Menurut Ketua BPD HIPMI Papua Barat Daya, Rob Rafael Kardinal, BPD HIPMI DOB telah berupaya memenuhi seluruh kewajiban organisasi yang dipersyaratkan meskipun memiliki waktu yang relatif singkat sejak terbentuk.

“Kami memahami posisi kami sebagai daerah baru. Karena itu kami bekerja keras untuk memenuhi seluruh kewajiban organisasi, mulai dari agenda kelembagaan, keanggotaan, hingga partisipasi dalam kegiatan nasional. Komitmen itu seharusnya juga mendapat pengakuan yang setara,” kata Rob.

Ketua BPD HIPMI Papua Pegunungan, Anthonius Wetipo, menambahkan bahwa semangat pembentukan daerah otonomi baru sejatinya adalah memperluas partisipasi dan memperkuat keterwakilan dalam berbagai forum pengambilan keputusan.

“Daerah baru dibentuk agar partisipasi semakin luas, bukan justru menyempit. Karena itu, penetapan hak representasi harus mempertimbangkan fakta objektif dan tidak membedakan antara daerah lama maupun daerah hasil pemekaran,” kata Anthonius.

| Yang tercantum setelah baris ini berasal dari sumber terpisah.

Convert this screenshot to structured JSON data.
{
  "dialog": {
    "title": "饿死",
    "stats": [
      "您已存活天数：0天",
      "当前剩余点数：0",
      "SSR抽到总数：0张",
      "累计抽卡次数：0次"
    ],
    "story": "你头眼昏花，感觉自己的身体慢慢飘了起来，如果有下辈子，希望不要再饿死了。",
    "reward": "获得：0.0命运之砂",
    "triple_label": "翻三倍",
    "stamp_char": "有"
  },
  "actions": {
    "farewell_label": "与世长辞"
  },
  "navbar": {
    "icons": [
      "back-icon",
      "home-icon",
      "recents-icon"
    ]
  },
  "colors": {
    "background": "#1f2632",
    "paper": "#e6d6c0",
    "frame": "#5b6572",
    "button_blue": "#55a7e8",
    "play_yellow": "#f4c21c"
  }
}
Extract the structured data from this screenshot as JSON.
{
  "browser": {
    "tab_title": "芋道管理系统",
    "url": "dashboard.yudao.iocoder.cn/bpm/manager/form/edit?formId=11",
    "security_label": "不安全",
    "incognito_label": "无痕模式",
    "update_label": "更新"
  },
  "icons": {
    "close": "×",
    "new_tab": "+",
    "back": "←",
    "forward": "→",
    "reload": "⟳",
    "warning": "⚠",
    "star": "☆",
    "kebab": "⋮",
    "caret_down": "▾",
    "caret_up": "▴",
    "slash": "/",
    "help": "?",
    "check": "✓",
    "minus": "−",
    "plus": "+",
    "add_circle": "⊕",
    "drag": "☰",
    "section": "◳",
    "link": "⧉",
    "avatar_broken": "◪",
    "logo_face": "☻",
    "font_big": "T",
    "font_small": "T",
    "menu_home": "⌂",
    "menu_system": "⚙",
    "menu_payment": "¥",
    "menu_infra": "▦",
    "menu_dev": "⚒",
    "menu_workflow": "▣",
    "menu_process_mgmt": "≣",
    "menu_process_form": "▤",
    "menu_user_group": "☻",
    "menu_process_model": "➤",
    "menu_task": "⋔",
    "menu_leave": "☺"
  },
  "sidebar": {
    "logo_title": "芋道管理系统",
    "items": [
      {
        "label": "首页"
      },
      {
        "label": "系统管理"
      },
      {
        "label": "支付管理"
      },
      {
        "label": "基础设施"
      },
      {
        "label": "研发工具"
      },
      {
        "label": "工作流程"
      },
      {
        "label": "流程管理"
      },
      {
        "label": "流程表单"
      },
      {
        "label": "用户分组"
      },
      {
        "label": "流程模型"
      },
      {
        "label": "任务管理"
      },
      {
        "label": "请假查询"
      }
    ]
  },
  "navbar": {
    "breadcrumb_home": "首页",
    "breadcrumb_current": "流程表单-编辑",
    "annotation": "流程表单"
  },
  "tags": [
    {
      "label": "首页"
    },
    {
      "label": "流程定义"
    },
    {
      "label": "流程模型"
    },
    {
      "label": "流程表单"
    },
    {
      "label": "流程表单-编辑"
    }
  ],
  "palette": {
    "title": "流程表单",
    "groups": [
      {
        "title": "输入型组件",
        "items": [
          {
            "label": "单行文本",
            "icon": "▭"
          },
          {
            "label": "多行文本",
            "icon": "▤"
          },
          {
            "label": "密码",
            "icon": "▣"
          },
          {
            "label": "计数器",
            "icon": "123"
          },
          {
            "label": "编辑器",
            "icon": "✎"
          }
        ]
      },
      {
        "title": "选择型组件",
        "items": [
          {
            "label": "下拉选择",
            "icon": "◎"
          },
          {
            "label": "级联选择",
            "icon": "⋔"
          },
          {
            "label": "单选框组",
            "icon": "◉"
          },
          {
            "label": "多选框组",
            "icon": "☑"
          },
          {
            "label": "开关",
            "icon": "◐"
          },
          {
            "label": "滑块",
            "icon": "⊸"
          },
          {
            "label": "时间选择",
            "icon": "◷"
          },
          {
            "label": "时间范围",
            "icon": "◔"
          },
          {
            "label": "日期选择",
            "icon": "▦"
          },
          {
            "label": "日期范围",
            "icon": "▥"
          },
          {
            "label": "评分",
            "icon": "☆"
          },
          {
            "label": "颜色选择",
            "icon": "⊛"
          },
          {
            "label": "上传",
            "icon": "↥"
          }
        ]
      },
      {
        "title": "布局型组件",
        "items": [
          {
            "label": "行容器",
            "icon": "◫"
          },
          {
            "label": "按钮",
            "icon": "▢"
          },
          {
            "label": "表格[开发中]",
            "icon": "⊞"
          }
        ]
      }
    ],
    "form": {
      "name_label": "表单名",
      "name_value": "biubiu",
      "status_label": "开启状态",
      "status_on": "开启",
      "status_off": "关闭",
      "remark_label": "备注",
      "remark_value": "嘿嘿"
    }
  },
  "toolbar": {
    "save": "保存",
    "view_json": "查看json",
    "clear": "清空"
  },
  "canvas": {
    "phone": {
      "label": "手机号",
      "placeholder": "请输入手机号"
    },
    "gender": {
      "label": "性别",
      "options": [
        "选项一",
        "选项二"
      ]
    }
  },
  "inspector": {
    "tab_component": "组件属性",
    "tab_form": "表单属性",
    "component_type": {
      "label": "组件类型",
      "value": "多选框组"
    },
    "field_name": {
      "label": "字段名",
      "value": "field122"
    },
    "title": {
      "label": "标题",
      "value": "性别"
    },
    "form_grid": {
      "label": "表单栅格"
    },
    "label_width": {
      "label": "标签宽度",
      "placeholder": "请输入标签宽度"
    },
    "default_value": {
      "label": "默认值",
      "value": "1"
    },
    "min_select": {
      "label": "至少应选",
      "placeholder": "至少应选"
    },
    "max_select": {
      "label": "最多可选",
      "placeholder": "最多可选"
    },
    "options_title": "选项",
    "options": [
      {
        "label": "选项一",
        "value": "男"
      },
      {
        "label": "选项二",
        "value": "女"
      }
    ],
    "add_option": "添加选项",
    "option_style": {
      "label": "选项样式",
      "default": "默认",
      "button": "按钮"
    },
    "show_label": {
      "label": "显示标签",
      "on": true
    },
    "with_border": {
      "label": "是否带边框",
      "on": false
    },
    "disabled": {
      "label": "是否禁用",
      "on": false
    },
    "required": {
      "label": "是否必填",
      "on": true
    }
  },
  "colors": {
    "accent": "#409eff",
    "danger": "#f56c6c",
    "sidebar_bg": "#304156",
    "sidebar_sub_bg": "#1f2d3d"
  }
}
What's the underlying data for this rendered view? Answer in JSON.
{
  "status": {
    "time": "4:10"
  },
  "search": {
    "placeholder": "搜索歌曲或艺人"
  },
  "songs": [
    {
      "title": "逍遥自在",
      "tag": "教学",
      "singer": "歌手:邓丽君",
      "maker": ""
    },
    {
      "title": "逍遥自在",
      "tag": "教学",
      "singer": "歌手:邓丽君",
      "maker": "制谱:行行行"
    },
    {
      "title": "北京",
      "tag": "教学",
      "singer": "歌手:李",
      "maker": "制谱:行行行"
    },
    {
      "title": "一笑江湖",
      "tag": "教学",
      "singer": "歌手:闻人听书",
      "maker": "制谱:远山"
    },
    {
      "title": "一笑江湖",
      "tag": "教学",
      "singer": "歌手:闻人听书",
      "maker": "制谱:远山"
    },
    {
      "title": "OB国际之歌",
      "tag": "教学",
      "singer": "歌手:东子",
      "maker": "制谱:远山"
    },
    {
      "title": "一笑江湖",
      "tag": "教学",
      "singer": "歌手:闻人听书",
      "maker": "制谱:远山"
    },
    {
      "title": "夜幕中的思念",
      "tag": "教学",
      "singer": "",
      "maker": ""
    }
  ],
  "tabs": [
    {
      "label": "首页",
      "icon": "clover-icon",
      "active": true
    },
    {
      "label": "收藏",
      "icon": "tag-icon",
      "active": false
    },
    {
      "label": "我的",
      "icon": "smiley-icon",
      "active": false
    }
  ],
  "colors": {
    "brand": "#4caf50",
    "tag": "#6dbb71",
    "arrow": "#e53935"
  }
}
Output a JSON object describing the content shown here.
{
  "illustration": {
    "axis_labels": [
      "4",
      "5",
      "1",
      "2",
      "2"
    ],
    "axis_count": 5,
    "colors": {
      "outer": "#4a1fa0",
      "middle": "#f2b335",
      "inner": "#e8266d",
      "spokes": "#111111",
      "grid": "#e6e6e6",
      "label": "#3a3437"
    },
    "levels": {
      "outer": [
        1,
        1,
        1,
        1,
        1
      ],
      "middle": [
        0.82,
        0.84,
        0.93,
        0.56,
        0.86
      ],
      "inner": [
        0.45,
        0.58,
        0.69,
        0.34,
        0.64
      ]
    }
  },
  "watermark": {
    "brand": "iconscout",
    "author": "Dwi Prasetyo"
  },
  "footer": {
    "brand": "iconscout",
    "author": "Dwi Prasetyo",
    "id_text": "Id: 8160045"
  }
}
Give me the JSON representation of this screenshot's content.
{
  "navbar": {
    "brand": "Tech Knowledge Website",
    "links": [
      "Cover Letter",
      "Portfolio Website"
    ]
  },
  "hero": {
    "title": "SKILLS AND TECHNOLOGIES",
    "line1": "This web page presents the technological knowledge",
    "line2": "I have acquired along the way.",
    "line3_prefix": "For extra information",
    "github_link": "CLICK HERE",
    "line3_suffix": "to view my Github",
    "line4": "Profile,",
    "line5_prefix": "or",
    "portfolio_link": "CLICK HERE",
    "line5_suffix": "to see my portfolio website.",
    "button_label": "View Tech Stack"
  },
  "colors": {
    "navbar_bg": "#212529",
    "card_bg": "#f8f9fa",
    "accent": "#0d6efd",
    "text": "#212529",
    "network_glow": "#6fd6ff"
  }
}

Terakhir, Ketua BPD HIPMI Papua Tengah, Yoti Gire, menyebut BPD HIPMI DOB Tanah Papua berharap persoalan ini dapat diselesaikan melalui mekanisme organisasi yang adil dan transparan. Menurut Rob, kesetaraan perlakuan terhadap seluruh daerah akan menjadi fondasi penting bagi masa depan organisasi.

“Ketika seluruh daerah diperlakukan secara setara, maka soliditas organisasi akan semakin kuat. Kami ingin setiap daerah memiliki kesempatan yang sama untuk berkontribusi dan ikut menentukan arah HIPMI ke depan,” tutup Yoti Gire.